When Ponting departed after a timid 7 off 26 balls, I was perplexed as to why he was still playing ODI’s, seen as he surely wouldn’t be in the selection picture for the 2015 World Cup (as I write this Ponting has just conceded that he doesn’t think he’ll be picked to play ODI’s for Australia again). (and now won’t – Ed)

 

During the ensuing drinks break, as everyone rose to their feet to prevent their bums from falling asleep, my attention was once again grabbed by the ‘Cougar’ who was busy adjusting her short skirt that had ridden up her thighs, much to the delight of the two elderly gentlemen who were sitting directly behind her.

 

It was during this time that I noticed not only was the ‘Cougar’ wearing a black G-string but also a wedding ring. Over the years, I’ve become accustomed to dealing with the mixed signals of women, but this was an absolute classic. If ‘Cougar’ wasn’t looking for a good time then Kevin Rudd won’t challenge Julia Gillard in the coming months.

 

Needless to say, I was confused.

 

When Billy Bowden ran after Mike Hussey following the Third Umpire’s decision of OUT, followed seconds later by NOT OUT, I, along with everyone else at the ground was immensely confused.

 

The break for change of innings saw many spectators once again retreat into the air-conditioning of the Cricketers’ Club.

 

My brother and I remained outside to watch the half-time festivities – so did ‘Cougar’.

 

As the ‘Kiss Cam’ came on the big screen, pressuring couples and strangers alike to make out publicly, I thought about relocating to the now vacant seat next to ‘Cougar’, but another likely lad was two steps ahead of me.

 

After exchanging greetings, ‘Cougar’ turned to her friend giggling, giving a clear indication to the Ralph Lauren polo-wearing lothario, that she wasn’t interested. Poor bastard.

 

After the Indians lost three early wickets and retreated into their shells, it didn’t take long for the surprisingly-large crowd, who are now accustomed to the fireworks of Twenty20, to commence a Mexican wave.

 

As the Mexican wave rolled on inexorably and the warning note of ‘YOU THROW, YOU GO’ flashed up on the big screen, I began to gain some clarity.

 

One-Day Cricket in many ways is like the ‘Cougar’. After 40-odd years, you can dress it up as much as you like but at the end of the day it can’t hide from the fact that it’s getting old and desperate and pretty soon it won’t attract any viewers at all.

 

 

 

 

Comments

  1. No where’s Wally about that one. He’s at the cricket. Good read.

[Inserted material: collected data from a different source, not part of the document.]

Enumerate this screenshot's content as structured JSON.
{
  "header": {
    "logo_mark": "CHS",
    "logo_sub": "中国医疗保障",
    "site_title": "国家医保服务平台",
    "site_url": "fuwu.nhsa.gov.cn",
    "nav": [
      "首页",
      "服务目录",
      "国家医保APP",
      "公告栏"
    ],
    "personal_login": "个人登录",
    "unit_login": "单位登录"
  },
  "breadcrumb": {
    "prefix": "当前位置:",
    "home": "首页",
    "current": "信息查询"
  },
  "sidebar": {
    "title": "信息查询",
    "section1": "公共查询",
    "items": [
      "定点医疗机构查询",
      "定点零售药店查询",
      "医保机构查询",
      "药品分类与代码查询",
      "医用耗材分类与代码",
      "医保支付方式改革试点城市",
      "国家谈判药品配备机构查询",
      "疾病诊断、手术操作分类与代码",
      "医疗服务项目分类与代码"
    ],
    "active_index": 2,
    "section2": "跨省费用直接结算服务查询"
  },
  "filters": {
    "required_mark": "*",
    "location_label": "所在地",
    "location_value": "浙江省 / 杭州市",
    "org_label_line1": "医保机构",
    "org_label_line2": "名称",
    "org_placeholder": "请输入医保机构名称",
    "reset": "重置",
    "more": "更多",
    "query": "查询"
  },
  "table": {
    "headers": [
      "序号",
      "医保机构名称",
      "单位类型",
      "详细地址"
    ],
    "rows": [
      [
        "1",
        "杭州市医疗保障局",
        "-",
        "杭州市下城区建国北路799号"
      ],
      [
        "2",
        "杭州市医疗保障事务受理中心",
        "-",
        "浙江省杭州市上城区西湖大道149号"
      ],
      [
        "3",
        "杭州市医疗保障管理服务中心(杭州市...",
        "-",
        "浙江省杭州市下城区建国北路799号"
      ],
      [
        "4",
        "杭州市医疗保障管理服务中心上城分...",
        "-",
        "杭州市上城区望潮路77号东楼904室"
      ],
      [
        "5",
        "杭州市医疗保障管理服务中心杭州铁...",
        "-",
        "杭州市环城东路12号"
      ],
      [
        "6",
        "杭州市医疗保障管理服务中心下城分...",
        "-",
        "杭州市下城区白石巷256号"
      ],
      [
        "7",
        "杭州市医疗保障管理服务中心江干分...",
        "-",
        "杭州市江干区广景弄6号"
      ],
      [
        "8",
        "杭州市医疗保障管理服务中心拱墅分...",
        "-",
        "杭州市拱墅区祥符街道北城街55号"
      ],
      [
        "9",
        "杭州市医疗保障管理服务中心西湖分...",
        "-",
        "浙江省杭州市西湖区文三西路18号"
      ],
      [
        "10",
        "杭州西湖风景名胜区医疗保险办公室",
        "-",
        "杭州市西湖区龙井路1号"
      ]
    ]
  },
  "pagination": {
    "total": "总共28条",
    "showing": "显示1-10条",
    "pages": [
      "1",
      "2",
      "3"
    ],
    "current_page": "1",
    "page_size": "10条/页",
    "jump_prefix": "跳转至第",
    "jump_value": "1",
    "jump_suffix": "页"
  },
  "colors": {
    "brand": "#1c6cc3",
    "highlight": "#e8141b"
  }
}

    I am glad that you have woken up to that conspiracy regarding Tassy cricketers. They had Hilfy flying around the country for a while to keep him out of the team but when common sense prevailed he got another man of the match. Bet Jim Maxwell is grumpy.

    The good news is of course we have both Punter and young George for Saurday’s game against the Crow Eaters and an in form Punter for the last few home and away fixtures in the Shield.